In this Mid-Quarter Update, we discuss our analysis on the following topics:
-Recent readings on consumer confidence have rolled over. The surveys are validated by the stagnation in real consumer spending in the last few months.
-In conjunction with the slowdown in house sales and durable goods orders, measures of current quarter GDP and full year 2021 GDP are dropping. Inventories are supposed to account for 3.52% out of 5.05% according to the Atlanta Fed GDPNow forecasts. Given the still snarled supply chains, this may be wishful thinking.
-The Valueline Geometric Index, an equal weighted index of almost 1,800 companies, has gone sideways since May as the Bloomberg GDP estimate for 2021 peaked. Now that GDP expectations are fading, will stocks?
-Recent economic data in the US and around the world has surprised on the downside for the last several months, while inflation continues to surprise on the high side.
-We are told that inflation is transitory, but does that mean that stock price and house price inflation is transitory too?
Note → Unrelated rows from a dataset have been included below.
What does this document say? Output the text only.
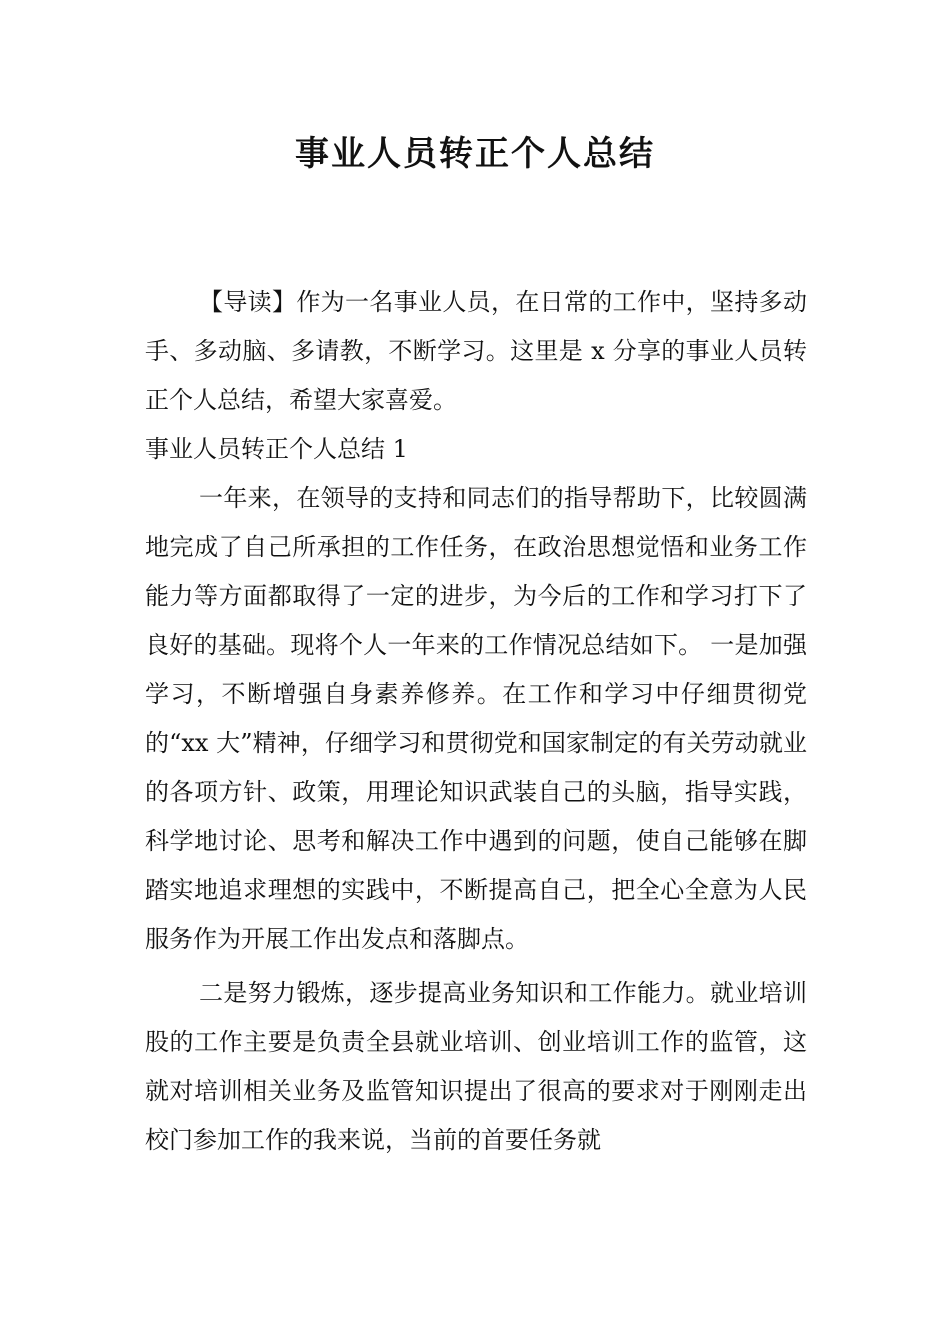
事业人员转正个人总结

【导读】作为一名事业人员，在日常的工作中，坚持多动手、多动脑、多请教，不断学习。这里是 x 分享的事业人员转正个人总结，希望大家喜爱。

事业人员转正个人总结 1

一年来，在领导的支持和同志们的指导帮助下，比较圆满地完成了自己所承担的工作任务，在政治思想觉悟和业务工作能力等方面都取得了一定的进步，为今后的工作和学习打下了良好的基础。现将个人一年来的工作情况总结如下。 一是加强学习，不断增强自身素养修养。在工作和学习中仔细贯彻党的“xx 大”精神，仔细学习和贯彻党和国家制定的有关劳动就业的各项方针、政策，用理论知识武装自己的头脑，指导实践，科学地讨论、思考和解决工作中遇到的问题，使自己能够在脚踏实地追求理想的实践中，不断提高自己，把全心全意为人民服务作为开展工作出发点和落脚点。

二是努力锻炼，逐步提高业务知识和工作能力。就业培训股的工作主要是负责全县就业培训、创业培训工作的监管，这就对培训相关业务及监管知识提出了很高的要求对于刚刚走出校门参加工作的我来说，当前的首要任务就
-Is the era of digital deflation over as semiconductor prices are now increasing in price rather than falling?
-We find the real earnings yield for the US equity market to be rather unappealing right now, though small caps are trading at a 20-year discount to large cap stocks, and value stocks offer a greater margin of safety than growth. In particular, financials appear cheap to us while technology appears expensive across the cap-size spectrum.